Scholars have found that for youth, experiences of racial trauma are typically dismissed by clinicians (Saleem et al, 2019). Though educators regularly witness the ways racial trauma impacts Black students, there is rarely space to address it. Racial trauma persists in schools, not as a fluke, but as a feature, predominantly in how Black students are surveilled and disciplined. Racial trauma leads to racial grief, and thus scholars argue that there needs to be space within education to allow both educators and students to process their trauma and resulting grief, since education and schooling spaces often pathologizes emotionality and decenters the body (Hannegan-Martinez, 2023). Through this work, I argue that it is necessary to look to the outdoors to find space for addressing racial trauma, the grief it causes, and to move towards healing drawing on theories of place-based education (PBE), racial healing of Black communities (Chinosa et. al., 2020), and fugitive epistemologies.

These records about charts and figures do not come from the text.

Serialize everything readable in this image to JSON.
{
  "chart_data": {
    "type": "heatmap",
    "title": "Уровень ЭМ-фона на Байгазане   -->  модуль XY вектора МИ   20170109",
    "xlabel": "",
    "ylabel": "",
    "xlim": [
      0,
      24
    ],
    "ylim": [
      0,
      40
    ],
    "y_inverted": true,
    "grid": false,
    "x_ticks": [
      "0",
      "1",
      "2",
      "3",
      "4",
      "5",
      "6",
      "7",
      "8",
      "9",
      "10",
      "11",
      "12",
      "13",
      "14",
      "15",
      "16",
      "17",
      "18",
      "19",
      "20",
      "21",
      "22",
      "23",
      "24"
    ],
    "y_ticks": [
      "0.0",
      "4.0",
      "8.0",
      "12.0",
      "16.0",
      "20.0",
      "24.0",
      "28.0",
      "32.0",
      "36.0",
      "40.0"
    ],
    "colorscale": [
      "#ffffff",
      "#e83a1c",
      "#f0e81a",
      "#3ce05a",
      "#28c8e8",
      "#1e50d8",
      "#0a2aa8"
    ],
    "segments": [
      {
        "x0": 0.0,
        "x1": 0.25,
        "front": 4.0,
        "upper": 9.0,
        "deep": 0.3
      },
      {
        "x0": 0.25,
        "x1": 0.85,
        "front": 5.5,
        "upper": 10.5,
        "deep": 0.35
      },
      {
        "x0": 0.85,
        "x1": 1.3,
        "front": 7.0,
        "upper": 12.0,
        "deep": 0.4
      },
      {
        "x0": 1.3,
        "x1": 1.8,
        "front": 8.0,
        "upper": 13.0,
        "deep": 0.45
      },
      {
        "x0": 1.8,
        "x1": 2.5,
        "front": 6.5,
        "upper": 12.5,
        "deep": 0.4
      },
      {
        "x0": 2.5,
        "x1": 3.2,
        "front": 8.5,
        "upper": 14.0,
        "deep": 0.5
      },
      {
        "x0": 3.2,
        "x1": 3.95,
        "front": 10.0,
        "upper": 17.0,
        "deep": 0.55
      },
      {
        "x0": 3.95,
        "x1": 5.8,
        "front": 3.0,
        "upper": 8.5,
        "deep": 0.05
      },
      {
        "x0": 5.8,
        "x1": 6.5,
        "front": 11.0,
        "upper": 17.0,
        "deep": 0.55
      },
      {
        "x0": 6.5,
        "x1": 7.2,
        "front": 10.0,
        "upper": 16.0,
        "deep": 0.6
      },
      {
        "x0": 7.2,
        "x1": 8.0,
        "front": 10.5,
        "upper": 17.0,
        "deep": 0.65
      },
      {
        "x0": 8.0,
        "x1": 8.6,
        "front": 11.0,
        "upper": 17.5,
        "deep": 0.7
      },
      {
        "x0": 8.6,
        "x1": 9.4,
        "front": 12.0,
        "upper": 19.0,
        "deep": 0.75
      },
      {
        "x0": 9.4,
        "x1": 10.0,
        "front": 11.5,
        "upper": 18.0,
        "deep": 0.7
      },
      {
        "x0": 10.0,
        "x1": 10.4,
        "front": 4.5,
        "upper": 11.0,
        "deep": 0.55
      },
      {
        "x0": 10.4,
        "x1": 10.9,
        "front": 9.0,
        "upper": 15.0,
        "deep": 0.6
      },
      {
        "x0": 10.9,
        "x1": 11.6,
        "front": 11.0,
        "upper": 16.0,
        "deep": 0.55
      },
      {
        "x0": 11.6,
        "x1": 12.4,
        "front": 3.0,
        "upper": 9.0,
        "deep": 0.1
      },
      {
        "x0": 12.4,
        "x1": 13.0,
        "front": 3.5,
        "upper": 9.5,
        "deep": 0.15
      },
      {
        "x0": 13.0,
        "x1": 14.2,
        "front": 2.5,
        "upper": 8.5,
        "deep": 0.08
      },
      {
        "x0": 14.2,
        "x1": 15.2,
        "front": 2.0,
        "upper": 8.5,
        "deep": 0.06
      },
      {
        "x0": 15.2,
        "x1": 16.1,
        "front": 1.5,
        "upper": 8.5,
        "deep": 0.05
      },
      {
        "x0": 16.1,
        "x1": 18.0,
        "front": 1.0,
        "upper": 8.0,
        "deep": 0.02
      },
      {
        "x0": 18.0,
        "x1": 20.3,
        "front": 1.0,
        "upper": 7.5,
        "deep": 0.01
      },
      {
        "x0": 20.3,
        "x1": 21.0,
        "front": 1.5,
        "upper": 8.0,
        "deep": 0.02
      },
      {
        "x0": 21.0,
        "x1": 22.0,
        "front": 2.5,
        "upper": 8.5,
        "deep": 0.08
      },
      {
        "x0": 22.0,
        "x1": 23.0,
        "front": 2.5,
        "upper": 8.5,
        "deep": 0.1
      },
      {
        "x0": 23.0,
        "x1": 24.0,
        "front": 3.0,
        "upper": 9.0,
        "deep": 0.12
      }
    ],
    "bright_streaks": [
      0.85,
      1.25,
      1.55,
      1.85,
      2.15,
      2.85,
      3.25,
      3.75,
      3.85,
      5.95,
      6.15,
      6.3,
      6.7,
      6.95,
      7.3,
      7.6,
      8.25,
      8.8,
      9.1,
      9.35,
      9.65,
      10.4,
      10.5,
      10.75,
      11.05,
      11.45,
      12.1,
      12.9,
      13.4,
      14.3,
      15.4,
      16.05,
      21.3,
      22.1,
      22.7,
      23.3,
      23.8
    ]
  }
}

Specifically, this study investigates two questions: (1) How do Black high school students understand schools as sites of racial trauma? (2) How does PBE facilitate the racial healing of Black students? Using photovoice methodologies, this community engaged research study explores how outdoors PBE specifically designed for BIPOC communities contributes to the healing experiences of Black youth as they connect with nature and the outdoors.